As you will be aware there have been a few glitches with BT recently causing all lines to drop and reconnect - a process that can take from seconds to several minutes.
At 20:37:28 today all BT connected lines lost routing within BT for just over 10 seconds.
Previously, our 10 second timeout would have taken out all lines. Now, because we have changed the timeouts, only 15% of BT lines went off, and they were able to connect very quickly. These were multi-line customers. We recently changes timeouts to 10 seconds for multi-line customers and 60 seconds for single line cutsomers.
The new system worked. Now that we have timed the issue at just over 10 seconds we are changing the timeout for multiple line connections to 15 seconds from next connection.

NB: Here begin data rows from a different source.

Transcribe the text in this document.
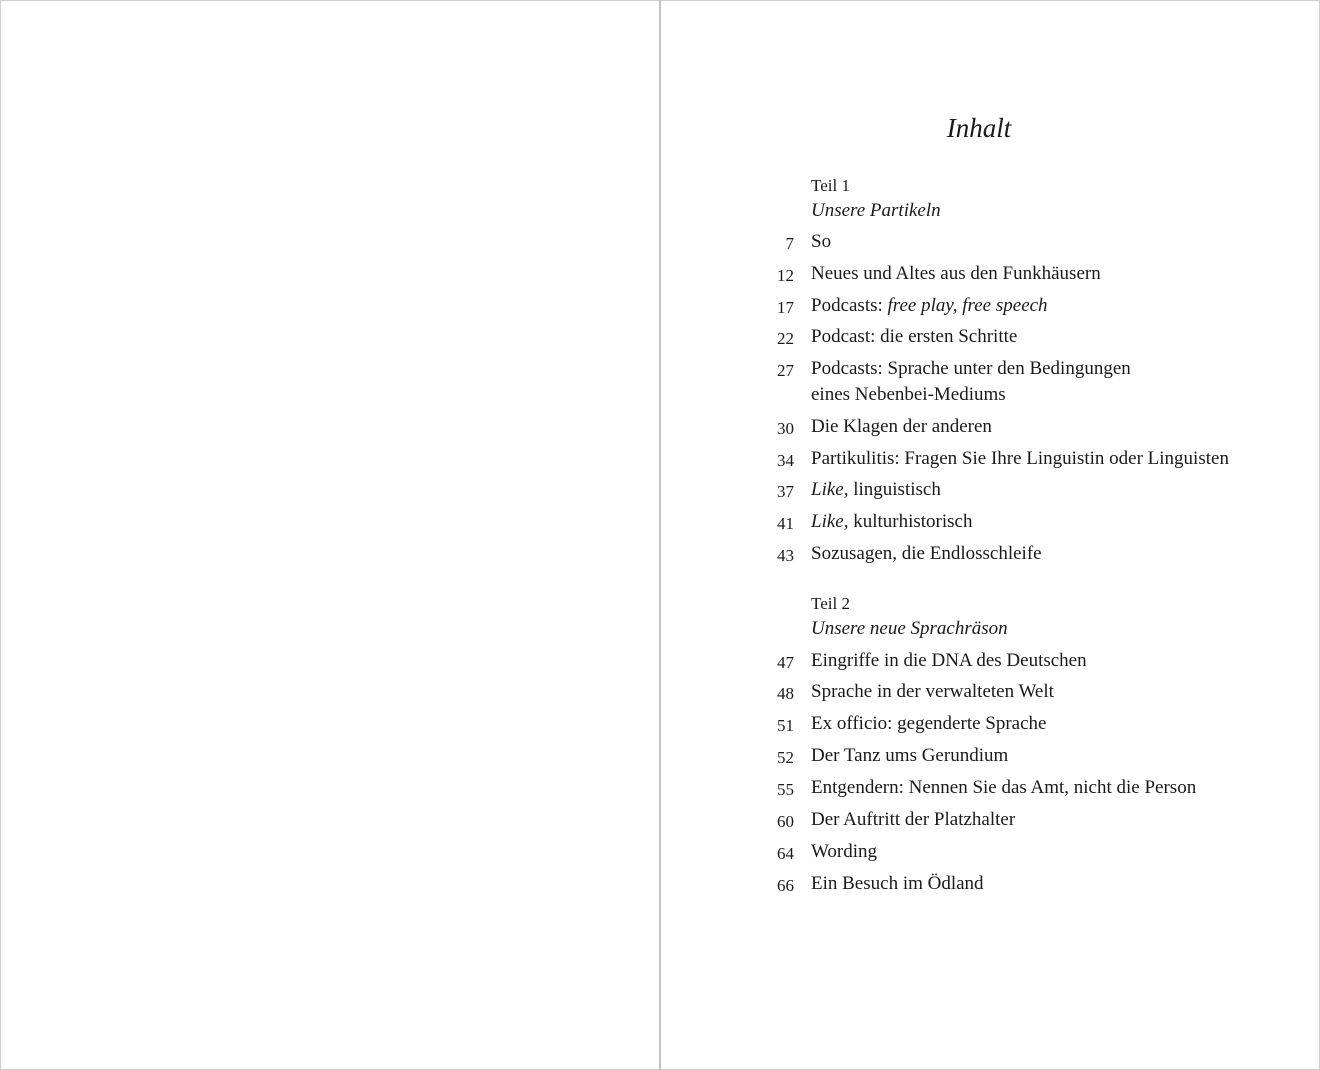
Inhalt
Teil 1
Unsere Partikeln
7 So
12 Neues und Altes aus den Funkhäusern
17 Podcasts: free play, free speech
22 Podcast: die ersten Schritte
27 Podcasts: Sprache unter den Bedingungen
eines Nebenbei-Mediums
30 Die Klagen der anderen
34 Partikulitis: Fragen Sie Ihre Linguistin oder Linguisten
37 Like, linguistisch
41 Like, kulturhistorisch
43 Sozusagen, die Endlosschleife
Teil 2
Unsere neue Sprachräson
47 Eingriffe in die DNA des Deutschen
48 Sprache in der verwalteten Welt
51 Ex officio: gegenderte Sprache
52 Der Tanz ums Gerundium
55 Entgendern: Nennen Sie das Amt, nicht die Person
60 Der Auftritt der Platzhalter
64 Wording
66 Ein Besuch im Ödland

Now we have to try and track down why BT lost routing for just over 10 seconds.
A second glitch happened at 21:45:05, also causing a 10 second loss in routing.
Further investigation this morning suggests that this was indeed logged as an 11 second outage by all of our monitoring. Changes to timeouts should mean this is the entirity of the outage if this happens again and not a PPP restart, thus significantly reducing the impact.
However, the cause may not be entirely BT's fault!
Logs show that the LNS detected an issue with the PHY (Ethernet physical interface) at the same time, but this was reset and recovered in 1.6 seconds. This is typical for a PHY to restart, but obviously should not have happened in the first place.
However, the outage was a further 10 seconds, and we suspect this is something at the BT end of the link - possible LACP or some such, which causes a link which is up at the PHY level to not start operating for some seconds.
So, we are investigating how the PHY issue has happened, which could simply be a part that needs replacing, and we are also checking with BT if they have anything that could cause the extra 10 second delay.